Ao escolher o eletrodoméstico necessário em cada casa - um refrigerador - muitos fatores devem ser levados em conta: o fabricante, as dimensões, os volumes das câmaras de congelamento e refrigeração, sua localização, o tipo de geada (gotejamento e não geada ), o número de portas, cor e design exterior, etc. Um parâmetro importante é a classe de consumo de energia do refrigerador. Isto é o que vamos falar neste artigo: vamos dizer-lhe o que é e que tipo de consumo de energia é melhor.
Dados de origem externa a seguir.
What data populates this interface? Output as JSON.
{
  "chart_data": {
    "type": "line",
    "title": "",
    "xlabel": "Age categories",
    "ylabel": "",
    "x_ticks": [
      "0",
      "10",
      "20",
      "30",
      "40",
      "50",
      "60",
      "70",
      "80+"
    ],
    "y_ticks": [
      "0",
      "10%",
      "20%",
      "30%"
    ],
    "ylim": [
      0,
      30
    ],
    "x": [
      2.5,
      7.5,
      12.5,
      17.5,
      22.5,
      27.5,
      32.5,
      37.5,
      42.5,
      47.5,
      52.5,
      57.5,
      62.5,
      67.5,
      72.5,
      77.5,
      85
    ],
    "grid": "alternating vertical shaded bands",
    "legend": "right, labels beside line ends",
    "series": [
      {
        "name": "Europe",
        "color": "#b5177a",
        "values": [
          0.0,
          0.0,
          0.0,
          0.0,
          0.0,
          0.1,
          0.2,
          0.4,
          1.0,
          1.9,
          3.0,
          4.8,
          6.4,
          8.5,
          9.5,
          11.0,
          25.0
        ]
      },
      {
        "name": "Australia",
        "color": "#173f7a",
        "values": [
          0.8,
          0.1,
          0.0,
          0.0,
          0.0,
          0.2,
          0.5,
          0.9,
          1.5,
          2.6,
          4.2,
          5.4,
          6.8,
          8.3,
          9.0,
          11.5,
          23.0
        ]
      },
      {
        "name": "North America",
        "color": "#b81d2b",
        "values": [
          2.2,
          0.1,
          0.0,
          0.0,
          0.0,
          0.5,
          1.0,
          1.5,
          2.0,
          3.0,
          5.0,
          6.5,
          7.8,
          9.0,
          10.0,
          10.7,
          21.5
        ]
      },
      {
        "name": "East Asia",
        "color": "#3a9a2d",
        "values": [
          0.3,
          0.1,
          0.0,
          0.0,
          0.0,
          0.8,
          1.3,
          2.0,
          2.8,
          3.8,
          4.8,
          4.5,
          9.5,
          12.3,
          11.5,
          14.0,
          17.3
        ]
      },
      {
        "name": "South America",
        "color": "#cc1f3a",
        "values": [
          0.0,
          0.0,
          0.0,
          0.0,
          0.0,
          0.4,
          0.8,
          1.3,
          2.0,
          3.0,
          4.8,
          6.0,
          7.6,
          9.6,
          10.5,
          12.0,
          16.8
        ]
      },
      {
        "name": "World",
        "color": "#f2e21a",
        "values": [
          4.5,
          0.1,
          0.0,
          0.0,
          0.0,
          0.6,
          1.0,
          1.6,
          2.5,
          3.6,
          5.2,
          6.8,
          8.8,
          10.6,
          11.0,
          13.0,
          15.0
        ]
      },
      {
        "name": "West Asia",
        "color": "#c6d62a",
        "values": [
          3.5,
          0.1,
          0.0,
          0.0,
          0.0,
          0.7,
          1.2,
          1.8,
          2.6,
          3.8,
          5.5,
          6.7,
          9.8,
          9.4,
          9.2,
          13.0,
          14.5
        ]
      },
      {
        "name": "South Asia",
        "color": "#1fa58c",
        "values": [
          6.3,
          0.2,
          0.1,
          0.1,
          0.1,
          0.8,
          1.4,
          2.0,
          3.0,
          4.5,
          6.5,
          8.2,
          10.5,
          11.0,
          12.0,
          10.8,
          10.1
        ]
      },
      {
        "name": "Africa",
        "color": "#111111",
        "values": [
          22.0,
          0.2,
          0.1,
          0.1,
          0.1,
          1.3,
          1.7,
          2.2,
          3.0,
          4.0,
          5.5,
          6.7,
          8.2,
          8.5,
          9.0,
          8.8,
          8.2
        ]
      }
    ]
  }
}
Classe energética: o que isso significa?
Maior atenção para o consumo de energia de aparelhos na casa, começamos a pagar muito recentemente. Mas cada quilowatt de energia é o uso dos recursos naturais não limitantes do nosso planeta: seja gás, petróleo ou carvão. Concordo, nas casas existem muitos dispositivos conectados à rede elétrica. E a geladeira é apenas um daqueles aparelhos que funcionam 24 horas por dia, meses, anos, quilowatts "bobinantes" no medidor, como nenhum outro dispositivo. E, afinal, o pagamento pela eletricidade a cada ano está aumentando, o que se reflete nas receitas mensais. Portanto, os fabricantes de eletrodomésticos adotaram a tarefa de melhorar os refrigeradores e seu consumo de energia. Foi adoptada a classificação europeia de consumo de energia dos frigoríficos, segundo a qual o consumo de energia dos dispositivos é indicado por letras latinas de A a G. A classe de consumo de energia é medida pelo índice de eficiência energética, calculado experimentalmente e por uma fórmula complexa baseada em vários parâmetros - o consumo energético anual real do refrigerador em kW. temperatura do próprio dispositivo, o número de câmeras, seu volume, tipo de congelamento e consumo de energia padrão.
Classes de consumo de energia de refrigeradores
Com base em todos os indicadores, sete classes (A, B, C, D, E, F, G) foram identificadas pela primeira vez com base em seu índice de eficiência energética. Em relação ao que a classe de consumo de energia A significa, deve-se notar que um refrigerador com tal padrão deve ter um índice de eficiência de energia não superior a 55%. Foi a geladeira com essa marcação que até recentemente era considerada a mais econômica. No entanto, o progresso não parou e, graças ao uso de novas tecnologias, foram criados instrumentos mais sofisticados. Por conseguinte, desde 2003, entrou em vigor uma nova directiva, segundo a qual são acrescentadas as classes altamente eficazes A + e A ++. Além disso, o refrigerador A + não deve gastar mais de 42% de eletricidade, e o dispositivo com classe de consumo de energia A ++ não deve exceder 30% dos valores normativos. By the way, a parte da produção total de refrigeradores é de cerca de 70% e está aumentando constantemente.
Se falamos da classe de consumo de energia B do refrigerador, então os dispositivos para armazenar produtos com tal rotulagem também são considerados bastante econômicos, embora, em menor escala, que classe A. O índice de sua eficiência energética totaliza de 55 a 75%. Um refrigerador com classe de consumo de energia C também se refere a um nível econômico de consumo de eletricidade, mas com um índice mais alto (75 a 95%).
Se na geladeira você encontrar uma etiqueta com um rótulo para a classe de consumo de energia D, tenha em mente que tal dispositivo com um valor intermediário de economia (de 95% para 110%).
Mas os refrigeradores rotulados como E, F, G pertencem à classe com alto e muito alto consumo de energia (de 110% a 150%).
A propósito, devido à sua ineficiência energética, os refrigeradores com as classes de consumo de energia D, E, F e G não foram produzidos nas últimas décadas.
Como você pode ver, ao comprar uma geladeira, você deve prestar atenção à sua classe de consumo de energia. Sua marcação pode ser vista no corpo do dispositivo na forma de um adesivo.